Member, Assam Legislative Assembly
- In office 13 May 2006 – 19 May 2016
- Preceded by: Dilip Kumar Saikia
- Succeeded by: Pradan Baruah
- Constituency: Dhemaji

Personal details
- Party: Bharatiya Janata Party (since 2017)
- Other political affiliations: Indian National Congress (until 2017)
- Spouse: Late Kalinath Doley

= Sumitra Patir =

Indian politician

Sumitra Doley Patir is an Indian politician from Assam who served as a member of the Assam Legislative Assembly representing the Dhemaji Assembly constituency from 2006 until 2016. She also served as a Minister of State (Independent Charge) in the third cabinet of chief minister Tarun Gogoi from 26 January 2015 until 24 May 2016, holding portfolios of urban development and housing, tourism and tribal welfare. She belonged to the Indian National Congress until resigning from the party to join the Bharatiya Janata Party in 2017.

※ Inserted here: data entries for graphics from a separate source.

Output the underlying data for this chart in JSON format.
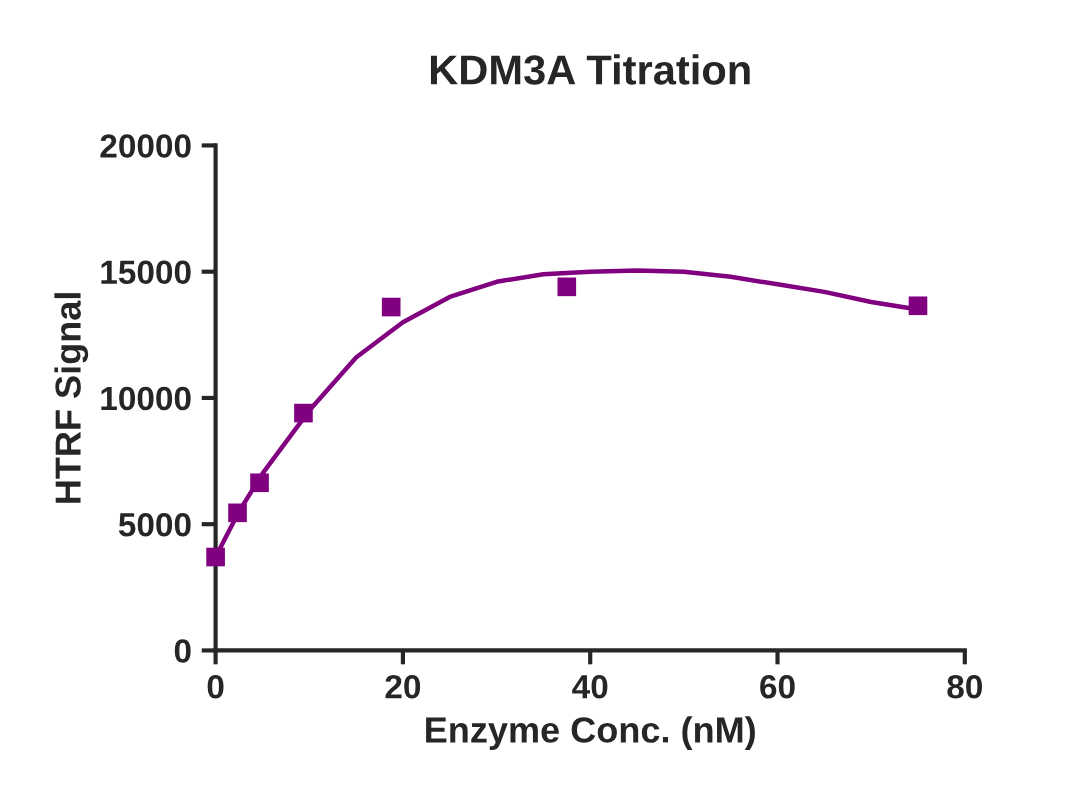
{
  "chart_data": {
    "type": "scatter",
    "title": "KDM3A Titration",
    "xlabel": "Enzyme Conc. (nM)",
    "ylabel": "HTRF Signal",
    "xlim": [
      0,
      80
    ],
    "xticks": [
      0,
      20,
      40,
      60,
      80
    ],
    "ylim": [
      0,
      20000
    ],
    "yticks": [
      0,
      5000,
      10000,
      15000,
      20000
    ],
    "grid": false,
    "legend": false,
    "series": [
      {
        "marker": "square",
        "color": "#800080",
        "x": [
          0,
          2.34,
          4.69,
          9.38,
          18.75,
          37.5,
          75
        ],
        "values": [
          3700,
          5450,
          6640,
          9400,
          13600,
          14400,
          13650
        ]
      },
      {
        "type": "line",
        "marker": "none",
        "line_style": "solid",
        "color": "#800080",
        "x": [
          0,
          2.5,
          5,
          10,
          15,
          20,
          25,
          30,
          35,
          40,
          45,
          50,
          55,
          60,
          65,
          70,
          75
        ],
        "values": [
          3700,
          5500,
          7000,
          9500,
          11600,
          13000,
          14000,
          14600,
          14900,
          15000,
          15050,
          15000,
          14800,
          14500,
          14200,
          13800,
          13500
        ]
      }
    ]
  }
}
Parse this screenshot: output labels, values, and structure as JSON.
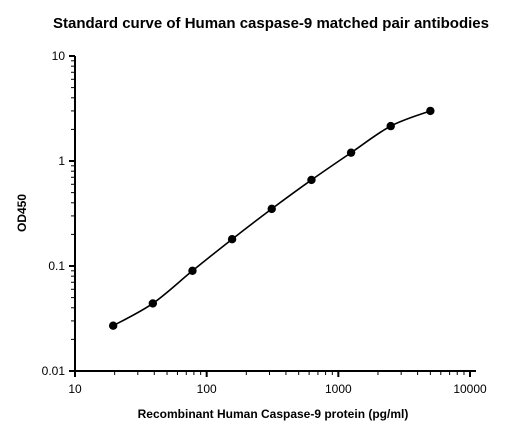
{
  "chart_data": {
    "type": "scatter",
    "title": "Standard curve of Human caspase-9 matched pair antibodies",
    "xlabel": "Recombinant Human Caspase-9 protein (pg/ml)",
    "ylabel": "OD450",
    "xscale": "log",
    "yscale": "log",
    "xlim": [
      10,
      10000
    ],
    "ylim": [
      0.01,
      10
    ],
    "xticks": [
      "10",
      "100",
      "1000",
      "10000"
    ],
    "yticks": [
      "0.01",
      "0.1",
      "1",
      "10"
    ],
    "grid": false,
    "legend": "none",
    "fit_line": true,
    "series": [
      {
        "x": [
          19.5,
          39,
          78,
          156,
          312,
          625,
          1250,
          2500,
          5000
        ],
        "y": [
          0.027,
          0.044,
          0.09,
          0.18,
          0.35,
          0.66,
          1.2,
          2.15,
          3.0
        ]
      }
    ]
  }
}
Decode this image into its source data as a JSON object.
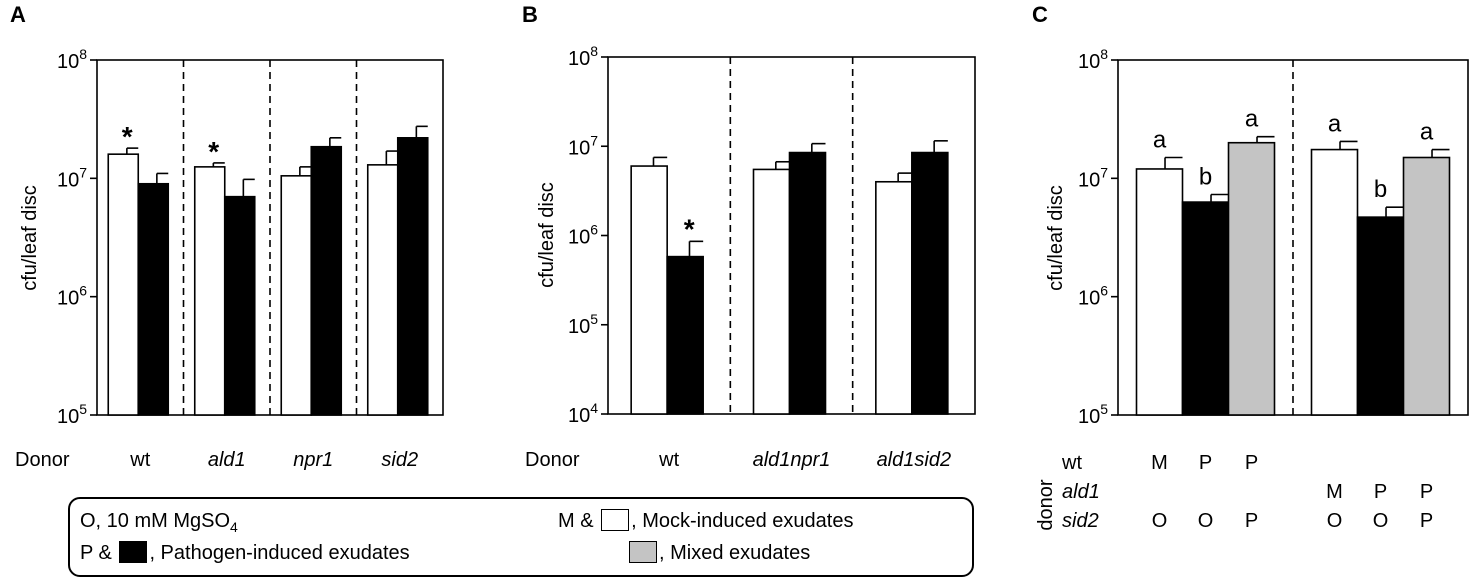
{
  "panels": [
    {
      "letter": "A",
      "ylabel": "cfu/leaf disc",
      "row_label": "Donor",
      "groups": [
        "wt",
        "ald1",
        "npr1",
        "sid2"
      ],
      "group_italic": [
        false,
        true,
        true,
        true
      ]
    },
    {
      "letter": "B",
      "ylabel": "cfu/leaf disc",
      "row_label": "Donor",
      "groups": [
        "wt",
        "ald1npr1",
        "ald1sid2"
      ],
      "group_italic": [
        false,
        true,
        true
      ]
    },
    {
      "letter": "C",
      "ylabel": "cfu/leaf disc",
      "side_label": "donor",
      "rows": [
        {
          "label": "wt",
          "italic": false,
          "codes": [
            "M",
            "P",
            "P",
            "",
            "",
            ""
          ]
        },
        {
          "label": "ald1",
          "italic": true,
          "codes": [
            "",
            "",
            "",
            "M",
            "P",
            "P"
          ]
        },
        {
          "label": "sid2",
          "italic": true,
          "codes": [
            "O",
            "O",
            "P",
            "O",
            "O",
            "P"
          ]
        }
      ]
    }
  ],
  "legend": {
    "o_prefix": "O, 10 mM MgSO",
    "o_sub": "4",
    "p_prefix": "P &",
    "p_text": ",   Pathogen-induced exudates",
    "m_prefix": "M &",
    "m_text": ",  Mock-induced exudates",
    "mixed_text": ",  Mixed exudates"
  },
  "colors": {
    "mock": "#ffffff",
    "pathogen": "#000000",
    "mixed": "#c4c4c4",
    "axis": "#000000"
  },
  "chart_data": [
    {
      "type": "bar",
      "panel": "A",
      "yscale": "log",
      "ylim": [
        100000,
        100000000
      ],
      "yticks": [
        100000,
        1000000,
        10000000,
        100000000
      ],
      "ytick_labels": [
        [
          "10",
          "5"
        ],
        [
          "10",
          "6"
        ],
        [
          "10",
          "7"
        ],
        [
          "10",
          "8"
        ]
      ],
      "ylabel": "cfu/leaf disc",
      "categories": [
        "wt",
        "ald1",
        "npr1",
        "sid2"
      ],
      "series": [
        {
          "fill": "mock",
          "values": [
            16000000,
            12500000,
            10500000,
            13000000
          ],
          "errors": [
            2000000,
            1000000,
            2000000,
            4000000
          ]
        },
        {
          "fill": "pathogen",
          "values": [
            9000000,
            7000000,
            18500000,
            22000000
          ],
          "errors": [
            2000000,
            2800000,
            3500000,
            5500000
          ]
        }
      ],
      "annotations": [
        [
          "*",
          ""
        ],
        [
          "*",
          ""
        ],
        [
          "",
          ""
        ],
        [
          "",
          ""
        ]
      ]
    },
    {
      "type": "bar",
      "panel": "B",
      "yscale": "log",
      "ylim": [
        10000,
        100000000
      ],
      "yticks": [
        10000,
        100000,
        1000000,
        10000000,
        100000000
      ],
      "ytick_labels": [
        [
          "10",
          "4"
        ],
        [
          "10",
          "5"
        ],
        [
          "10",
          "6"
        ],
        [
          "10",
          "7"
        ],
        [
          "10",
          "8"
        ]
      ],
      "ylabel": "cfu/leaf disc",
      "categories": [
        "wt",
        "ald1npr1",
        "ald1sid2"
      ],
      "series": [
        {
          "fill": "mock",
          "values": [
            6000000,
            5500000,
            4000000
          ],
          "errors": [
            1500000,
            1200000,
            1000000
          ]
        },
        {
          "fill": "pathogen",
          "values": [
            580000,
            8500000,
            8500000
          ],
          "errors": [
            280000,
            2200000,
            3000000
          ]
        }
      ],
      "annotations": [
        [
          "",
          "*"
        ],
        [
          "",
          ""
        ],
        [
          "",
          ""
        ]
      ]
    },
    {
      "type": "bar",
      "panel": "C",
      "yscale": "log",
      "ylim": [
        100000,
        100000000
      ],
      "yticks": [
        100000,
        1000000,
        10000000,
        100000000
      ],
      "ytick_labels": [
        [
          "10",
          "5"
        ],
        [
          "10",
          "6"
        ],
        [
          "10",
          "7"
        ],
        [
          "10",
          "8"
        ]
      ],
      "ylabel": "cfu/leaf disc",
      "bars": [
        {
          "fill": "mock",
          "value": 12000000,
          "error": 3000000,
          "label": "a"
        },
        {
          "fill": "pathogen",
          "value": 6300000,
          "error": 1000000,
          "label": "b"
        },
        {
          "fill": "mixed",
          "value": 20000000,
          "error": 2500000,
          "label": "a"
        },
        {
          "fill": "mock",
          "value": 17500000,
          "error": 3000000,
          "label": "a"
        },
        {
          "fill": "pathogen",
          "value": 4700000,
          "error": 1000000,
          "label": "b"
        },
        {
          "fill": "mixed",
          "value": 15000000,
          "error": 2500000,
          "label": "a"
        }
      ]
    }
  ]
}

In 2006, she was elected to the Assam Legislative Assembly from Dhemaji constituency, defeating her nearest rival and Asom Gana Parishad candidate Paramananda Sonowal. In 2011, she was re-elected from the same constituency, defeating Bharatiya Janata Party's Sailen Sonowal. She contested for re-election from the same constituency in 2016 but was defeated by BJP's Pradan Baruah.

== Personal life ==
Patir is the sister of Aswini Kumar Doley, CEO of Sivasagar Zila Parishad.